U.S. District Judge John Fowlkes Jr. disagreed, and cited the 2008 Supreme Court decision in District of Columbia v. Heller in his decision to deny the dismissal motion.
“Heller explained that the type of weapons protected by the Second Amendment ‘were those ‘in common use at the time’ and we think that limitation is fairly supported by the historical tradition of prohibiting the carrying of ‘dangerous and unusual weapons,’’” he said.
Attorney Greg Gookin, a federal public defender assigned to Bridges’ case, argued Wednesday his client had no criminal history or prior convictions that precluded him from owning and possessing a firearm at the time of his arrest.
Gookin urged the panel to conduct a historical analysis required under the Bruen ruling, and told the court there are no “historical analogues” to machine guns.
“But it’s not whether there is an analogue to a machine gun, it’s only whether there is an analogue to a ban on entire weapon types,” U.S. Circuit Judge John Nalbandian said.
“The test is: Are they dangerous and unusual?” the attorney responded. “With the proliferation of these weapons, I don’t think the government can meet that standard.”

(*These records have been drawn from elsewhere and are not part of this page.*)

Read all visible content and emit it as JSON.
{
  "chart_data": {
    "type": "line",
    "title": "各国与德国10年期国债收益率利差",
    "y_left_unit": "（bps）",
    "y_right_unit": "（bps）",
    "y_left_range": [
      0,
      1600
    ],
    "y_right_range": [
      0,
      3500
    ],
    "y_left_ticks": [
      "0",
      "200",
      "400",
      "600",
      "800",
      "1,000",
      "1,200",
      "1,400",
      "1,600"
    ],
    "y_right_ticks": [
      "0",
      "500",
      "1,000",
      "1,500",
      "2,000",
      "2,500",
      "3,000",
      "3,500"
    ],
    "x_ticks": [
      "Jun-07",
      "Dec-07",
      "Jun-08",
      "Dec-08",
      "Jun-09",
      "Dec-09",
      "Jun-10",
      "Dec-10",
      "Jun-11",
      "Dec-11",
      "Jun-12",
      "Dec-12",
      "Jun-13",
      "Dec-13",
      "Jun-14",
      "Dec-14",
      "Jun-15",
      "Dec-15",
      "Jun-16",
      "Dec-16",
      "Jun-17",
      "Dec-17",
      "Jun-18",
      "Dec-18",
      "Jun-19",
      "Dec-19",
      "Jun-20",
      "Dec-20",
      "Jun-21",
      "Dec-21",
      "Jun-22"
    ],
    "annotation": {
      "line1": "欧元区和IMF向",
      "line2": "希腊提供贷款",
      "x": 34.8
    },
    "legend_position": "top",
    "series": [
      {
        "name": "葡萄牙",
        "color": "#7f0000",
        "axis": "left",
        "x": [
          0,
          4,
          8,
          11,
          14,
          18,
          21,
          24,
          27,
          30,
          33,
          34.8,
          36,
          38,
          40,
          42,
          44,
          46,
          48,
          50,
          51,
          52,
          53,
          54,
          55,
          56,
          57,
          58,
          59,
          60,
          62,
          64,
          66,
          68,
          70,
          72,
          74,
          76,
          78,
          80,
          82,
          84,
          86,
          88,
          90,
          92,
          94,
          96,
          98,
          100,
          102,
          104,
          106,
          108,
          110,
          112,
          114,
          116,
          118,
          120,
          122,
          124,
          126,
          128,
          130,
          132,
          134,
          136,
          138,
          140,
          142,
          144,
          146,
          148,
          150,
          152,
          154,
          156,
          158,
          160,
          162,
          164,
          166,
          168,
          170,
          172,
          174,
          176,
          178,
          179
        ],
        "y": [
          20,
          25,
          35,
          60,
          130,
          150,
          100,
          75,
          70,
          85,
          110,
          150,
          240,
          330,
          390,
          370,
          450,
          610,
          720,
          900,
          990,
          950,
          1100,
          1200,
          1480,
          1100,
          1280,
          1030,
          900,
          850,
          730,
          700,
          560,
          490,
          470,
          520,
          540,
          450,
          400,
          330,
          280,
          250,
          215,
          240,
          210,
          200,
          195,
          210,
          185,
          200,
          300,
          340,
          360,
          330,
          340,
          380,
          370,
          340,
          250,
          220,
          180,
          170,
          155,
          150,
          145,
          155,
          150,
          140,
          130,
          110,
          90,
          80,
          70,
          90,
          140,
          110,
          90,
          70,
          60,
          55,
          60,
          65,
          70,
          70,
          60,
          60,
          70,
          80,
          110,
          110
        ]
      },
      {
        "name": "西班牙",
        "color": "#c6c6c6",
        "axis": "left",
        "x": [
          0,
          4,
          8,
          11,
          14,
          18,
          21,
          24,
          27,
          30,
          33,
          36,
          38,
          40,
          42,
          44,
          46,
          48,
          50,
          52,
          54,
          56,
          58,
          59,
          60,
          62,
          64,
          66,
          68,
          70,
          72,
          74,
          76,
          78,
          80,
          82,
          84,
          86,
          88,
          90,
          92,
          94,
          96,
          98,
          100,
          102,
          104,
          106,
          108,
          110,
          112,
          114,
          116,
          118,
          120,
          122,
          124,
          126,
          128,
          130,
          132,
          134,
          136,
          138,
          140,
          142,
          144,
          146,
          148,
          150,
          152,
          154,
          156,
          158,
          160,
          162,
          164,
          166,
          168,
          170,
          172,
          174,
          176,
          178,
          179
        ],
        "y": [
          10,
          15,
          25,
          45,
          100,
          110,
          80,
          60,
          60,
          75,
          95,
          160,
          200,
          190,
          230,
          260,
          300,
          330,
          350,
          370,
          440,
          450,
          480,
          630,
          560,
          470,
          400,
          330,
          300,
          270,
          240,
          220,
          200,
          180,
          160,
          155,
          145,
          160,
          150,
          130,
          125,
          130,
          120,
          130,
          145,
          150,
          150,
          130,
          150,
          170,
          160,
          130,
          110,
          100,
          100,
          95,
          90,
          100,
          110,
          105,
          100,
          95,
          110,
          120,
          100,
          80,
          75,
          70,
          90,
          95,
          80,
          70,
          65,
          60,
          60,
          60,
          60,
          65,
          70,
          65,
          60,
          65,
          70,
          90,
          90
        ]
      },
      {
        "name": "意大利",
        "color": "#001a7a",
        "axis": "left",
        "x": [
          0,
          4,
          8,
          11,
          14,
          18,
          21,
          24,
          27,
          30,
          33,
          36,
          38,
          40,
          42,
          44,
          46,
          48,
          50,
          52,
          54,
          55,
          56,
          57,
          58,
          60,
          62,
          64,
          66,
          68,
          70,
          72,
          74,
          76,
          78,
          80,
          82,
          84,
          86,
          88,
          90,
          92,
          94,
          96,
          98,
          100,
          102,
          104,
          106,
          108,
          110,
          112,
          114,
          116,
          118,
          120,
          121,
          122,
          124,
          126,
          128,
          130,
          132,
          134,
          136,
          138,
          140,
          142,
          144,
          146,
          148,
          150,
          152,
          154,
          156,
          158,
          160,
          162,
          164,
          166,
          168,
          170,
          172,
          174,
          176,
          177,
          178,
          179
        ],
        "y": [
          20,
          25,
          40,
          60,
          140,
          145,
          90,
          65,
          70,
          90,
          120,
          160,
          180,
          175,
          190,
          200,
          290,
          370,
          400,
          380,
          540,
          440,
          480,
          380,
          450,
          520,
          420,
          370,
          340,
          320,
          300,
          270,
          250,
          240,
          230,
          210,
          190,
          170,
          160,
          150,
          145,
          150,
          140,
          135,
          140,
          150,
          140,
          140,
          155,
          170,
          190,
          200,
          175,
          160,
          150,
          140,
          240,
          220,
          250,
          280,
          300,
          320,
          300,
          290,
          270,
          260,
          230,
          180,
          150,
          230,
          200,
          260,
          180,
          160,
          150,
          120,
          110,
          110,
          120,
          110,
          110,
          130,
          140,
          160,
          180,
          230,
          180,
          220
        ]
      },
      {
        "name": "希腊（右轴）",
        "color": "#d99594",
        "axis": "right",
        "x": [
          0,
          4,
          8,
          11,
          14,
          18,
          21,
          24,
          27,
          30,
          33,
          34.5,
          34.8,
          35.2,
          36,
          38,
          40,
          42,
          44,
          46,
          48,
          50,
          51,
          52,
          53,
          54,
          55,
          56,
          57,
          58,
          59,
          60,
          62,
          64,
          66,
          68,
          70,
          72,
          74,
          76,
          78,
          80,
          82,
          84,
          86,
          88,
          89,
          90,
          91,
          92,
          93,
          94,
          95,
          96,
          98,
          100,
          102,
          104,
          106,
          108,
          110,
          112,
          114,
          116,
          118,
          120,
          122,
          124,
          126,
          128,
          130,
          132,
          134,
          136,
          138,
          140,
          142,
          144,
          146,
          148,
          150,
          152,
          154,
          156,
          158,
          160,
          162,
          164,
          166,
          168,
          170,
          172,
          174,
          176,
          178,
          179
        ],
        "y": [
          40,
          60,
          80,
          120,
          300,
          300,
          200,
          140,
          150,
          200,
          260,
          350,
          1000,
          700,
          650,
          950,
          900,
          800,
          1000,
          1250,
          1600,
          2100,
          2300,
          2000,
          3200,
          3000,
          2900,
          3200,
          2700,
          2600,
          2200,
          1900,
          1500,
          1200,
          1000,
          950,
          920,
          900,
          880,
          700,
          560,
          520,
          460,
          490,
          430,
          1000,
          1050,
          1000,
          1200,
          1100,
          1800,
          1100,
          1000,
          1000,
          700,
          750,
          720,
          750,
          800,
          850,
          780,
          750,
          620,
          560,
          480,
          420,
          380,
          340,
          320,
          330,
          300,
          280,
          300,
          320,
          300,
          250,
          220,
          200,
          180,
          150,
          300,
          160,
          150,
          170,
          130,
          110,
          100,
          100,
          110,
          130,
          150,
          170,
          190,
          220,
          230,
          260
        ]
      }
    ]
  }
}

Assistant U.S. Attorney Eileen Kuo argued on behalf of the federal government and told the panel her opposing counsel’s arguments are foreclosed under the appellate court’s 2009 decision in Hamblen v. United States .
In that decision, a panel relied on the Supreme Court ruling in Heller to determine possession of several machine guns by member of the Tennessee State Guard was not protected by the Second Amendment.
“But Hamblen doesn’t apply after Bruen ,” Nalbandian, a Trump appointee, said.
“Bruen does not displace Hamblen ,” the attorney responded. “The Second Amendment does not protect unlicensed machine guns.”
Kuo found sympathy on the panel with U.S. Circuit Judge Richard Griffin, a George W. Bush appointee, who agreed that Hamblen remained binding precedent because it did not apply the test rejected in the Bruen decision.
Nalbandian asked the government’s attorney for historical analogues to support her position, and while she provided one, he remained skeptical.
“The regulation on gunpowder in the 1800s regulated the amount of gunpowder an individual could own,” Kuo said.
“But that was a fire code issue so they wouldn’t blow up the town,” Nalbandian quipped. “Isn’t the 1986 machine gun ban the first? That’s fairly powerful evidence of no historical evidence of the federal government banning any category of weapons.”
Kuo said the rapid advances in firearm technology have turned small arms into “highly destructive and specialized weapons,” and reiterated the Second Amendment right to bear arms is “not unlimited.”
“It does not include the right to go on the offensive and to wage war with military weapons,” she said.
Gookin pushed back in his rebuttal and reminded the panel his client did not have an assault rifle or military-style weapon when he was arrested.
“This is a small arm, not a tank or a mounted gun. The Glock switch is a device you can buy off the internet, made by a 3D printer. It is not a highly sophisticated piece of equipment,” he said.
Senior U.S. Circuit Judge Danny Boggs, an appointee of Ronald Reagan, rounded out the panel.
No timetable has been set for the court’s decision.